Particulièrement complet dès la version de base, l’équipement de cette luxueuse GT, qui fait l’objet d’une interminable litanie de néologismes anglo-saxons, fait la part belle à l’agrément et au confort d’utilisation. Fidèle à sa nature, le constructeur allemand s’est évidemment fendu d’une panoplie sécuritaire impressionnante, depuis le capot actif jusqu’à l’airbag de genou en passant par le désormais fameux Pre-Safe. Et pour les clients les plus exigeants, la liste d’option longue comme un jour sans pain permet aux amateurs d’exclusivité de se concocter une voiture sur mesure.

La passion selon Singelfingen

Bien que le positionnement affiché revendique une parenté marquée avec la nouvelle Classe E, le coupé allemand demeure construit sur la version courte de sa plate-forme, autrement dit celle de la Classe C, dont il reprend l’empattement de 2,76m. Plus élancées que celles d’une A5, moins caricaturales que celles d’une BMW Série 6, les lignes musclées mais très académiques de la Mercedes apparaissent relativement conventionnelles, en dépit d’une communication axée sur l’émotion et l’audace.

La silhouette, qui s’étire sur une longueur de 4,70m et une largeur de 1,79m, apparaît pourtant d’autant mieux campée au bitume que les montes pneumatiques sont généreuses (17′ en série) et que la hauteur demeure contenue sous les 1,40m. Reste que le langage esthétique, calqué sur celui de la Classe E, manque un peu d’exclusivité.

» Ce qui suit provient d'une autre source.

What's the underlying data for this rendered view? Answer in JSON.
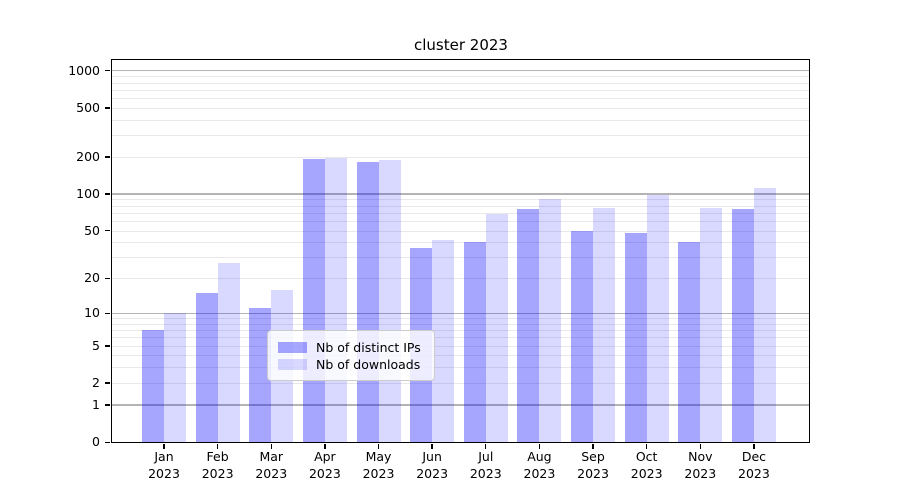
{
  "chart_data": {
    "type": "bar",
    "title": "cluster 2023",
    "categories": [
      "Jan 2023",
      "Feb 2023",
      "Mar 2023",
      "Apr 2023",
      "May 2023",
      "Jun 2023",
      "Jul 2023",
      "Aug 2023",
      "Sep 2023",
      "Oct 2023",
      "Nov 2023",
      "Dec 2023"
    ],
    "series": [
      {
        "name": "Nb of distinct IPs",
        "color_hex": "#a6a6ff",
        "fill": "rgba(0,0,255,0.35)",
        "values": [
          7,
          15,
          11,
          191,
          180,
          36,
          40,
          75,
          50,
          48,
          40,
          75
        ]
      },
      {
        "name": "Nb of downloads",
        "color_hex": "#d9d9ff",
        "fill": "rgba(0,0,255,0.15)",
        "values": [
          10,
          27,
          16,
          197,
          187,
          42,
          69,
          91,
          77,
          97,
          77,
          111
        ]
      }
    ],
    "y_scale": "log1p",
    "y_ticks": [
      0,
      1,
      2,
      5,
      10,
      20,
      50,
      100,
      200,
      500,
      1000
    ],
    "y_tick_labels": [
      "0",
      "1",
      "2",
      "5",
      "10",
      "20",
      "50",
      "100",
      "200",
      "500",
      "1000"
    ],
    "ylim": [
      0,
      1240
    ],
    "xlabel": "",
    "ylabel": "",
    "grid": true,
    "legend_position": "lower center",
    "colors": {
      "major_gridline": "#b4b4b4",
      "minor_gridline": "#e9e9e9",
      "spine": "#000000",
      "background": "#ffffff"
    }
  }
}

La prise en main confirme cette placidité. Très rassurant, le coupé allemand profite de liaisons au sol sophistiquées pour afficher une grande stabilité, et impressionne par sa faculté à avaler les grandes courbes à des vitesses élevées. Néanmoins, les épingles de Toscane se chargent rapidement de rappeler au conducteur les quelques 1700 kg de la bête, qui affiche immanquablement une certaine inertie. Les velléités sportives sont de toutes manières mises à mal par le manque de réactivité de la boîte automatique 7G-TRONIC, qui refuse fréquemment le rétrogradage en mode impulsionnel et dont la logique apparaît bien plus adaptée à une conduite apaisée qu’à un rythme sportif.

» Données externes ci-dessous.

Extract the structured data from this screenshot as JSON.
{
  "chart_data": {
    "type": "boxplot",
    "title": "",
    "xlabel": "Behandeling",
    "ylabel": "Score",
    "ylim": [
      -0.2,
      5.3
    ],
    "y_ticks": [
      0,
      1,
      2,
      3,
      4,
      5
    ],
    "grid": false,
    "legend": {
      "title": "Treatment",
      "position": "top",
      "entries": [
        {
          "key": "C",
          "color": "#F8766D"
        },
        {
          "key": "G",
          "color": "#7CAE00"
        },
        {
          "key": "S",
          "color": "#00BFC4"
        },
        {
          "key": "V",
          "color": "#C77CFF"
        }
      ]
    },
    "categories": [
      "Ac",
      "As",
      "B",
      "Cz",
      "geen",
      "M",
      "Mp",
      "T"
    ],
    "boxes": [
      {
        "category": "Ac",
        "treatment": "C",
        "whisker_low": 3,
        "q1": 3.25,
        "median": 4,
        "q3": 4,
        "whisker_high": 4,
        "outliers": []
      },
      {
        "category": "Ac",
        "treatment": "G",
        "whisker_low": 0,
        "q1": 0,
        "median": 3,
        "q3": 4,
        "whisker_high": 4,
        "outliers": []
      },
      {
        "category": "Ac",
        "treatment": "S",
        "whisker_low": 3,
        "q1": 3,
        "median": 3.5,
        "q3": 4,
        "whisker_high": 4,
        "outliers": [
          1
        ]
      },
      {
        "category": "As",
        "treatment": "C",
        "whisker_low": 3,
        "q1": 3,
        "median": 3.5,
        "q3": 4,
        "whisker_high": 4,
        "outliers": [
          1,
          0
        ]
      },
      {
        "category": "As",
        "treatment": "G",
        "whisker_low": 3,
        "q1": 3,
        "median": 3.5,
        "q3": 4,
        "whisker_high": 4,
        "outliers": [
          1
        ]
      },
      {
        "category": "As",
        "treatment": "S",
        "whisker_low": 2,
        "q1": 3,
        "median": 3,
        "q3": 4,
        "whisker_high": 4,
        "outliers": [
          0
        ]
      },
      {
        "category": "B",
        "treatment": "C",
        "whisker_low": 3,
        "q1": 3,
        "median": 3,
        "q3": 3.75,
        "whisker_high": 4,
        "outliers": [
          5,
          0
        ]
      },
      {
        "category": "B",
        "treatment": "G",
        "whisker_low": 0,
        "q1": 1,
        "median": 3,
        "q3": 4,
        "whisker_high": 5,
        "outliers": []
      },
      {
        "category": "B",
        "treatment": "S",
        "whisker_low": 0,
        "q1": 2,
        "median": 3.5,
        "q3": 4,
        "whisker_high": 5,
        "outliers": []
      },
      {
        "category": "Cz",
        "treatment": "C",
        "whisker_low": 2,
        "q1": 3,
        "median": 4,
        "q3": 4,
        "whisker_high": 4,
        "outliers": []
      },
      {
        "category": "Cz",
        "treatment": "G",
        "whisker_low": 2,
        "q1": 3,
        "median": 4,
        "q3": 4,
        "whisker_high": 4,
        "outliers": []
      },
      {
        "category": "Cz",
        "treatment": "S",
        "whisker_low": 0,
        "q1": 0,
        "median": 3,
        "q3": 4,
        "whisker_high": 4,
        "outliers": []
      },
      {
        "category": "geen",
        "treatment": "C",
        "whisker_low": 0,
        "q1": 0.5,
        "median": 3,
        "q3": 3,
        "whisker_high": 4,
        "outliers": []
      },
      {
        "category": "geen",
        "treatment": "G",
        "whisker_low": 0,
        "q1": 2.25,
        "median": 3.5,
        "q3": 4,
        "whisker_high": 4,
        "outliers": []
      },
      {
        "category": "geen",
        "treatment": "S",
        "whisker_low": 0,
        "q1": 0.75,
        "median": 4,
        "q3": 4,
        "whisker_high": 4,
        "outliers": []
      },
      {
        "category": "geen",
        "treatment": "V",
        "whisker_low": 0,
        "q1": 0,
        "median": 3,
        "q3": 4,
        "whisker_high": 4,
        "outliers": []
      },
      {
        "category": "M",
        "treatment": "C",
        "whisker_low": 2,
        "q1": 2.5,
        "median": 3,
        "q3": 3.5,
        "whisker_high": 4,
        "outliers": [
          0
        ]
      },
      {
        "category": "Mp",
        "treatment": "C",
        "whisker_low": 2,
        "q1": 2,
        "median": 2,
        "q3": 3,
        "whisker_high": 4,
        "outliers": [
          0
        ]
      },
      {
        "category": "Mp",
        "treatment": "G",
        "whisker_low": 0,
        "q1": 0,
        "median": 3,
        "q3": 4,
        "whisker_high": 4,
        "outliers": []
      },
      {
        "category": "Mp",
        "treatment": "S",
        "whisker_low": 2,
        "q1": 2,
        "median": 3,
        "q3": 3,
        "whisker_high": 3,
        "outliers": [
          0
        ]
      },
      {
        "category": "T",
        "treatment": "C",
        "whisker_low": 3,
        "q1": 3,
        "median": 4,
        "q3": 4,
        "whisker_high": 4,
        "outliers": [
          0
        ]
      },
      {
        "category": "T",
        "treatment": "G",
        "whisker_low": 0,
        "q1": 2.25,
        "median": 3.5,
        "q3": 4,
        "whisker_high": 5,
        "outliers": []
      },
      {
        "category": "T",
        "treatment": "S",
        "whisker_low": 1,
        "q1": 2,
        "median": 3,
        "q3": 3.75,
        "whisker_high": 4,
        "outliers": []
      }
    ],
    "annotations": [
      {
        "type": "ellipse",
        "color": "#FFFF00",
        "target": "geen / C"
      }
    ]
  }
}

Une grande douceur d’utilisation

Fidèle à son habitude, le constructeur à l’Etoile, qui anticipe un mix marketing à prédominance automatique et convertie au diesel à 90%, avait constitué son parc de véhicules d’essai en conséquence. Après quelques dizaines de kilomètres au volant d’une E 350 CDI Blue EFFICIENCY propulsée par le très coupleux (540 Nm) V6 3.0L diesel de 231 chevaux qui devrait constituer le gros des ventes, nous avons toutefois jeté notre dévolu sur le vaisseau amiral E 500 à la noble mécanique V8, et surtout sur le coeur de gamme essence E 350 CGI Blue EFFICIENCY.

Particulièrement souple, ce V6 3.5L 24V développant 292 chevaux à 6400 tours/minute bénéficie d’une injection directe, qui lui permet d’afficher un surcroît de puissance de 20 chevaux par rapport à son prédécesseur. Si cette hausse du rendement profite aux performances, très honorables avec un 0 à 100 expédié en 8,5 s et une vitesse maximale limitée électroniquement à 250 km/h, elle permet surtout une réduction de la consommation, en baisse de 1,4 l pour s’établir désormais à 8,5 l/100. Les émissions de CO2 sont ainsi repoussées de justesse sous la barre des 200 g/km.

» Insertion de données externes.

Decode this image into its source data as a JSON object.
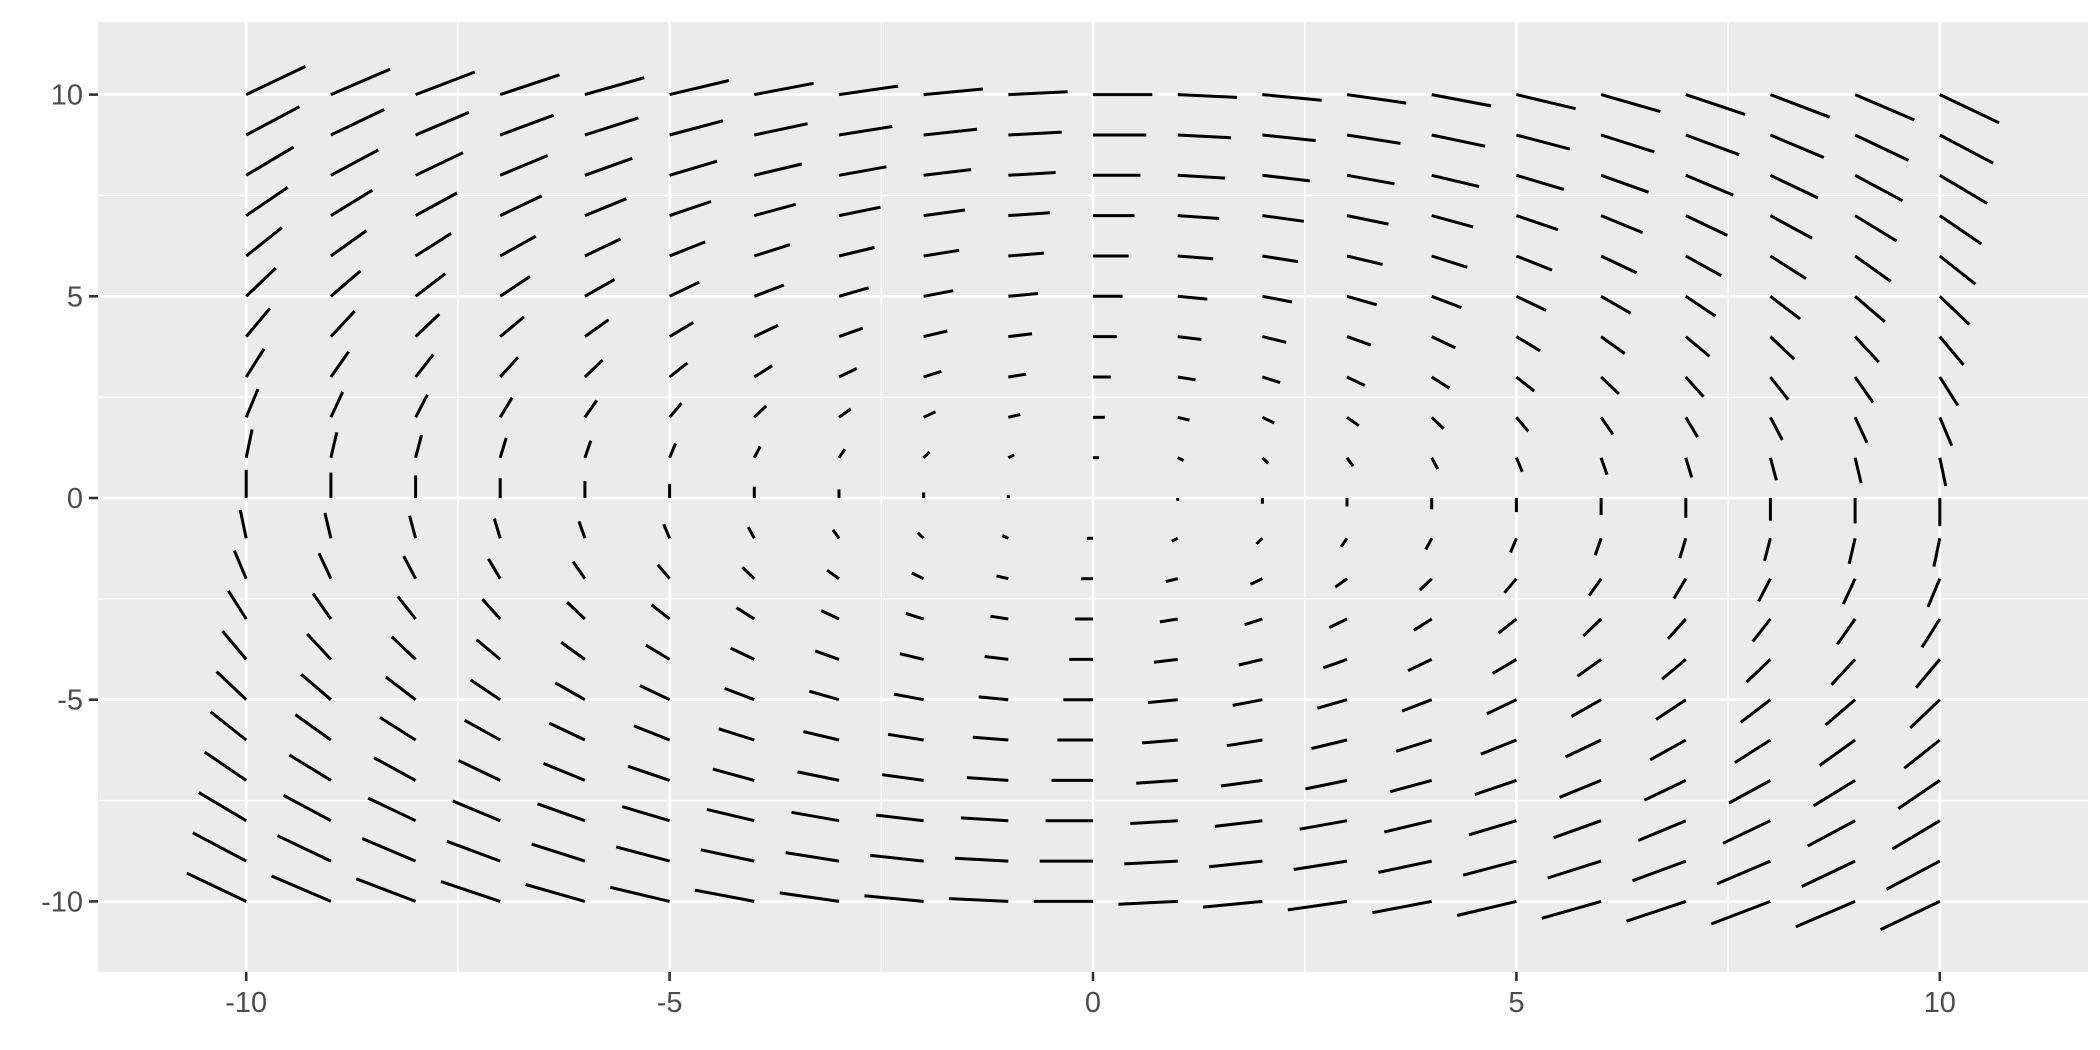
{
  "chart_data": {
    "type": "vector-field",
    "title": "",
    "xlabel": "",
    "ylabel": "",
    "xlim": [
      -11.75,
      11.75
    ],
    "ylim": [
      -11.75,
      11.8
    ],
    "x_ticks": [
      -10,
      -5,
      0,
      5,
      10
    ],
    "y_ticks": [
      -10,
      -5,
      0,
      5,
      10
    ],
    "x_tick_labels": [
      "-10",
      "-5",
      "0",
      "5",
      "10"
    ],
    "y_tick_labels": [
      "10",
      "5",
      "0",
      "-5",
      "-10"
    ],
    "grid": true,
    "legend": "none",
    "field": {
      "description": "u = y, v = -x (clockwise rotation), drawn as segments anchored at grid points toward (x + u*k, y + v*k)",
      "x_range": [
        -10,
        10
      ],
      "y_range": [
        -10,
        10
      ],
      "step": 1,
      "segment_scale": 0.07
    },
    "segment_color": "#000000",
    "panel_color": "#EBEBEB"
  }
}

Rond et disponible sur une large plage de régime, ce bloc très silencieux se révèle particulièrement bien adapté à une conduite coulée. Bien encapsulé et exempt de vibration, il convainc par sa douceur et sa faculté à reprendre sais faillir sur un filet de gaz, confirmant la vocation placide de la luxueuse GT de Sindelfingen.

Bilan

Si le coupé Classe E, réincarnation du défunt CLK, s’affirme par une esthétique plus musclée et affiche une nouvelle montée en gamme, force est de constater que le discours passionnel entretenu par la marque s’inscrit en relatif décalage par rapport au classicisme du véhicule. Peaufinant la recette du CLK sans la remettre en question, le Coupé Classe E constitue en revanche une proposition remarquablement homogène dans son segment, dont il demeurera assurément le mètre-étalon. Disponible en concessions dès la mi-mai dans ses déclinaisons supérieures, la gamme s’enrichira dès la rentrée des versions d’appel. Échelonnés entre 44 800 euros en version E 250 CDI et 70 900 euros pour le vaisseau amiral E 500, les tarifs cultivent sans surprise un certain élitisme.